Баламут заметил, что люди одеты в куртки и рукавицы из меха норки, дальней родственницы ласок и скунсов.

— И… э… Вы охотились? — спросил он.

— Да, это лось, — посмотрев на себя, пояснил человек. — Вы носите одежду из мышиных шкур, а мы — из лосиных!

Он захохотал, обнажив зубы, и хохот его жутковатым эхом разнесся по равнине. Волки моментально затихли. У Баламута кровь застыла в жилах. Ничто не внушает четвероногому зверю такого страха, как смех человека. Разумеется, мускусные крысы от этого звука бросились наутек. Баламуту и Квакваку пришлось, вооружившись факелами, обыскивать окрестности прежде, чем им с огромным трудом удалось убедить неразумных тварей вернуться в лагерь.

Двое зверьков провели бессонную ночь в обществе двоих огромных двуногих животных, заслонивших от них огонь.

Утром, к немалому облегчению Баламута, люди двинулись дальше. Их взволновали многочисленные следы волчьих лап вокруг лагеря, а Баламут на этот раз был рад обществу волков. Днем путники, несмотря на буран, стремительно неслись вперед через густые сосновые леса, пока не подъехали к уже покрывшемуся льдом озеру. На берегу стоял небольшой домик. Путники решили, что здесь, вероятно, живет какой-нибудь бобр, и постучали. Однако дверь им открыла зверюшка, каких до сей поры Баламут никогда не встречал. Мех ее выглядел необыкновенно мягким.
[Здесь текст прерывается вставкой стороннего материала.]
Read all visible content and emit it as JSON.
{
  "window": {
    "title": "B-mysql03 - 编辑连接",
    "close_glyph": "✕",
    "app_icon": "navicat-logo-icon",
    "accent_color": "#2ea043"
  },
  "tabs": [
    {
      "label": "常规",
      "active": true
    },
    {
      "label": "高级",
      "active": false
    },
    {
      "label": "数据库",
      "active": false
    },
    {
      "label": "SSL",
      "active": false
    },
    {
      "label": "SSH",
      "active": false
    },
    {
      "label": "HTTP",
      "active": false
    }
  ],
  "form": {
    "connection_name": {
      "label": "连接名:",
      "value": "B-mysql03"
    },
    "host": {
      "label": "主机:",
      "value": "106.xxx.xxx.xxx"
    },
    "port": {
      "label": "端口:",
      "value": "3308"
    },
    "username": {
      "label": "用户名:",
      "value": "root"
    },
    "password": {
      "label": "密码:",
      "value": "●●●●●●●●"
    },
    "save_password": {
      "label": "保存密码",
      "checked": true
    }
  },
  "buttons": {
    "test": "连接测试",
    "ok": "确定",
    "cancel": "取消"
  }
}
— Что это вы расшумелись? — спросила хозяйка.

— Простите, — ответил Баламут. — Мы… э… Словом, не приютите ли вы нас на ночь?

— А вас много?

— Только мой друг-моряк и я. Сейчас он поставит в загон наших мускусных крыс. Грубоватый малый, но золотое сердце! Уверяю вас, мы не причиним вам вреда!

Дама слегка настороженно сказала:

— Ну что ж, проходите! Простите меня за негостеприимство. Просто сегодня я почуяла запах людей. — Она осеклась, словно испугавшись их появления. — Здесь, в снегах Клоундайка, люди не очень-то деликатны. Законы здесь соблюдают не так строго, как на юге.

— Мы повстречались с ними ночью, — заходя в хижину и отряхивая снег с сапог, сообщил Баламут. — Они пошли дальше. Я понимаю вашу тревогу, ведь у вас очень красивый мех! Кто…

— Кто я такая? — Дама весело щелкнула зубами. — Я соболь, иммигрантка из Слаттленда. Судя по всему, вы тоже неместные. Ищете золото?

Баламут хотел сказать: «Нет, оружие», но передумал. Почему-то ему не хотелось говорить об оружии с этим небесным созданием, чья пышная шубка и темные глазки поразили его в самое сердце. Ему очень захотелось произвести на хозяйку наилучшее впечатление.

— Нет, не золото, — ответил он. — Я естествоиспытатель. Сюда меня направило Королевское Энтомологическое Общество на поиски редкого жука. К весне я надеюсь написать о нем монографию. — Унюхав запах жаркого, он облизнулся и галантно щелкнул хвостом. — О, тушеное мясо?

— Да! — кокетливо сверкнув роскошной шелковистой шубкой, ответила хозяйка.

В этот момент на пороге появился Кваквак, украшенный татуировкой и с гарпуном в мощной лапе. Отряхнув снег с лап, он уставился на хозяйку. Их взгляды встретились, и между ними словно проскочила искра. Баламут поразился. Он понял, что мог бы провалиться в тартарары, а эти двое даже ничего не заметили бы!

— Ну что, примемся за тушеное мясо или будем глазеть друг на друга? — скрипнув зубами, спросил он.

— А кто это на вас смотрит? — удивленно бросила хозяйка, взгляд которой по-прежнему был прикован к высокому красивому гарпунеру. — Я, во всяком, случае не смотрю!